Here, the complex function allows the complex number representing an angle to be stored in a list, which I convert (lazily) to a numpy array. The first term, thetas, is using the idx array from the cKDTree to cleverly index the relevant angle records from the angles array which stores all the angle values in the order of entries for the cKDTree.

Next a temporary variable is created which calculates the mean direction:

temp = np.sum(cThetas)/np.absolute(np.sum(cThetas))
MeanDir = np.angle(temp, deg = True)

The mean direction is given by the argument (Arg) of the resultant complex number, Python implements this with the np.angle function, where deg = True returns the angle in degrees, and False in radians.

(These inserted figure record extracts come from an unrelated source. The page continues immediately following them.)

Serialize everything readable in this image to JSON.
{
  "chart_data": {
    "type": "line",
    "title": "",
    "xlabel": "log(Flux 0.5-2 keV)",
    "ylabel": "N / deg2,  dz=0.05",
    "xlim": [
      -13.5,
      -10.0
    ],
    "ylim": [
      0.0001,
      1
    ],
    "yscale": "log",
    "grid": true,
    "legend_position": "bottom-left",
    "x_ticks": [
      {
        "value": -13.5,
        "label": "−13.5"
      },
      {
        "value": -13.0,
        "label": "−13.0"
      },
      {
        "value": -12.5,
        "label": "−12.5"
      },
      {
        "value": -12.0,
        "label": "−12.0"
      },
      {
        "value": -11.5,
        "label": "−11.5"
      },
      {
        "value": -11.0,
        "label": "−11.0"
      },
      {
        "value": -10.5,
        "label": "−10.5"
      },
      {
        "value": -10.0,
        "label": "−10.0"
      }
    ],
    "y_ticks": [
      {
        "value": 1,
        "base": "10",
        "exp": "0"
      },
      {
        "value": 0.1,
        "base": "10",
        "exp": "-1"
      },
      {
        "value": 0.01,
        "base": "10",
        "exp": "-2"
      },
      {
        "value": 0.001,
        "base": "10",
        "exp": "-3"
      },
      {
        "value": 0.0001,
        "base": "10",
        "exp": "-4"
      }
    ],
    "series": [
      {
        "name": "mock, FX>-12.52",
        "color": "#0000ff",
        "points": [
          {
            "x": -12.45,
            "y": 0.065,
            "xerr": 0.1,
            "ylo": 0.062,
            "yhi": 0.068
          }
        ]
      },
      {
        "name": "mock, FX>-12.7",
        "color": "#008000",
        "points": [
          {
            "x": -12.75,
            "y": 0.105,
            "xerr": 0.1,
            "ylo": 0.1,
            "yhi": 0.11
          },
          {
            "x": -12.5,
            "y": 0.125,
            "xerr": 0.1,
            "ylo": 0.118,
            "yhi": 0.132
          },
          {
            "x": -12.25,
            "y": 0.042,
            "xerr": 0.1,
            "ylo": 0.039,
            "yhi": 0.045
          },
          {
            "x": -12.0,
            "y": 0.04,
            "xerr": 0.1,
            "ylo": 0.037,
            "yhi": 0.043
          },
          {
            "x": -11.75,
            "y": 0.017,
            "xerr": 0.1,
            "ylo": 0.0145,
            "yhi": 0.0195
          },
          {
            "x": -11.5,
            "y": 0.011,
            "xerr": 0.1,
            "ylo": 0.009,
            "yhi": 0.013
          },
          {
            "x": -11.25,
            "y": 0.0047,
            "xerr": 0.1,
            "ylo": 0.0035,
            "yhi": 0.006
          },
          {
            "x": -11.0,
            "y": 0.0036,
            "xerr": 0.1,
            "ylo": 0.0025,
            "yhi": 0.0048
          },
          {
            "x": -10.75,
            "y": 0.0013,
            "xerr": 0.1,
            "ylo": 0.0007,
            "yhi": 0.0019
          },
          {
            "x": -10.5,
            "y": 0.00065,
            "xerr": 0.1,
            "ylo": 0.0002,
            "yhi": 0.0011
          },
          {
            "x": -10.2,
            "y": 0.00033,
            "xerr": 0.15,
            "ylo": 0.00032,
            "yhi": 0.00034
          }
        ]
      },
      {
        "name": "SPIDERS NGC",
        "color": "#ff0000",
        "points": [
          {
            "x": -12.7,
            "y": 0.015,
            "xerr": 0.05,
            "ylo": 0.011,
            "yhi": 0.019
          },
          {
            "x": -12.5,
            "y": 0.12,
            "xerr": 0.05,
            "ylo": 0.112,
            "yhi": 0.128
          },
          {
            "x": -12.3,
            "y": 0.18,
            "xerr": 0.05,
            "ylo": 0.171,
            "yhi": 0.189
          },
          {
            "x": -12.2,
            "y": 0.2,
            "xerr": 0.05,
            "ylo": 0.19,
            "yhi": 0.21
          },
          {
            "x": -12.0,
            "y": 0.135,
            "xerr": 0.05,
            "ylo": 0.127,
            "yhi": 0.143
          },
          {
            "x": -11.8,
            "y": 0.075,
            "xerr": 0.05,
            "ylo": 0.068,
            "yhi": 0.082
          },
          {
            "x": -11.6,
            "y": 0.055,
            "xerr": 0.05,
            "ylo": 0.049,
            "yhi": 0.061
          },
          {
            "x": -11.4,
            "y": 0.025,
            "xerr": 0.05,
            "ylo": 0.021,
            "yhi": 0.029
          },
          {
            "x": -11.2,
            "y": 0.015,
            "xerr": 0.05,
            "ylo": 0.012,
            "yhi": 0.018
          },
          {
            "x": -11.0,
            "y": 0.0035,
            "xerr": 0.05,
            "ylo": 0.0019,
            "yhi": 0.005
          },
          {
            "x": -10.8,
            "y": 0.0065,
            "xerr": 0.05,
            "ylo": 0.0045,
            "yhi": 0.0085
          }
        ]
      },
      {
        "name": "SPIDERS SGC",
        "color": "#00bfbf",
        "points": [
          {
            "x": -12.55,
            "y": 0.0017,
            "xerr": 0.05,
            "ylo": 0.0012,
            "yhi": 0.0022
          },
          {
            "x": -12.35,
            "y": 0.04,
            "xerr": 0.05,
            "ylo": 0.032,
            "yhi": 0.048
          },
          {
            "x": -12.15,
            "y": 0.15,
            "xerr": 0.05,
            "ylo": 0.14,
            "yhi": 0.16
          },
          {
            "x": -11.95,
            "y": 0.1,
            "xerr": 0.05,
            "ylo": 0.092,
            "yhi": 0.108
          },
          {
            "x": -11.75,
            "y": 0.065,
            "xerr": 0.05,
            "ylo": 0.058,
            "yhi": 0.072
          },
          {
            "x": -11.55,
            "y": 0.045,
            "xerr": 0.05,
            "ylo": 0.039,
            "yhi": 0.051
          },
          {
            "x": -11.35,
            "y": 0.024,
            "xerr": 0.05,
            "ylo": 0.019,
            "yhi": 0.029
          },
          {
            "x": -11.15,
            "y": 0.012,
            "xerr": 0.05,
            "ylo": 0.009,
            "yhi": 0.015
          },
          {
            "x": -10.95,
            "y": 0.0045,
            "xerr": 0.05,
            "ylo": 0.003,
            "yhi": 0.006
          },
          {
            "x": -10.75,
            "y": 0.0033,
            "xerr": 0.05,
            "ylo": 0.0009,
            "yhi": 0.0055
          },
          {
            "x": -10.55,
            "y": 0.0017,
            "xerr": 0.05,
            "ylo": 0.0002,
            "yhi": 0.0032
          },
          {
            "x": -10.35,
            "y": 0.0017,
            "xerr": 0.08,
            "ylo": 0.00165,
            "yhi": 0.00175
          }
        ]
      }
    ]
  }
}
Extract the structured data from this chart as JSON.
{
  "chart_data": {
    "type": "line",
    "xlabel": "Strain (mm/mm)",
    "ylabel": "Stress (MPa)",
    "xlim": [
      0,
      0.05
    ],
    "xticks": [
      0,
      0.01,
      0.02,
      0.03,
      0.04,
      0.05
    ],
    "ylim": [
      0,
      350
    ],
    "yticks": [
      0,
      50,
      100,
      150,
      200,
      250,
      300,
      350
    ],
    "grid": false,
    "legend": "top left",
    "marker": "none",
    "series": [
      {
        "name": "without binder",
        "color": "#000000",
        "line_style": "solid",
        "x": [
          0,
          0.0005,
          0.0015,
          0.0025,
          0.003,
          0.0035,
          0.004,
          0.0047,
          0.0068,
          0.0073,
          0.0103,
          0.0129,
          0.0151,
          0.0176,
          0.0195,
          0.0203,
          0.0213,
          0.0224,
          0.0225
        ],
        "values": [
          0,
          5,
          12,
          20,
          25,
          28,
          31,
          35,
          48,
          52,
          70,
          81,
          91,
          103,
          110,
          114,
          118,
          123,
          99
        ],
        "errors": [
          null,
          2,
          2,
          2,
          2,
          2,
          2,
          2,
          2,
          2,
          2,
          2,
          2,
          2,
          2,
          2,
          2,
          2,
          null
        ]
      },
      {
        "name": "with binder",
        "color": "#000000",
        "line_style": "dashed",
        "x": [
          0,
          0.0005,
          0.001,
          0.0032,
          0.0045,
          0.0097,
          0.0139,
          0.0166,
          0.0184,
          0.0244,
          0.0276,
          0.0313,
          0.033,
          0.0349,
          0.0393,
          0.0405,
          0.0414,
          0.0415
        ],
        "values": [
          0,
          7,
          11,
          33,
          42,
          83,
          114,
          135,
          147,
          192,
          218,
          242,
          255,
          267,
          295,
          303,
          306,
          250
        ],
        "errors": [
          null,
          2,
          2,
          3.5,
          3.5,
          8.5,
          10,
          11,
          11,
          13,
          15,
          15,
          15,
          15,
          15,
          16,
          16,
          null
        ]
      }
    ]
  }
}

So far this is the unweighted mean, aggregating directional observations within a 100m disk (see also: uniform disk smoothing). To introduce weighting we must first define a weighting scheme, I’ve used the one suggested by Brunsdon and Charlton, which is Gaussian, and might look at bit like this:

def gaussW(dists,band):
    out = np.zeros(dists.shape)
    for i in xrange(0,len(out)):
        temp = np.power(dists[i],2)/(2.0*np.power(float(band),2))
        out[i] = np.exp(-1.0 * temp)
    return out

weight = gaussW(res,100)

Quite simply, I pass the distance array res to the gaussW function and it gives me back an array of weights for that ordering of distances. Using this I can redo the mean direction thus:

temp = np.sum(weight*cThetas)/np.absolute(np.sum(weight*cThetas))
MeanDir = np.angle(temp, deg = True)

There you have it! Attached is the script I used. Obviously, Brunsdon and Charlton implement a variance and a couple of visualisation devices, but these should be simple enough to implement now!

I created an output for flows of patients to GPs in Southwark, visualised using one of ESRI’s circular/direction colour ramps from colour ramp pack 2. Not sure how best to visualise the legend at this point though. NB. 90 is north, -90 is South, 0/-0 is East and 180/-180 is West. The map is visualised to show the 4 cardinal directions, but the output is in fact continuous.

My example script is here. Note that I am using dbfpy to read and write to shapefile DBF tables directly.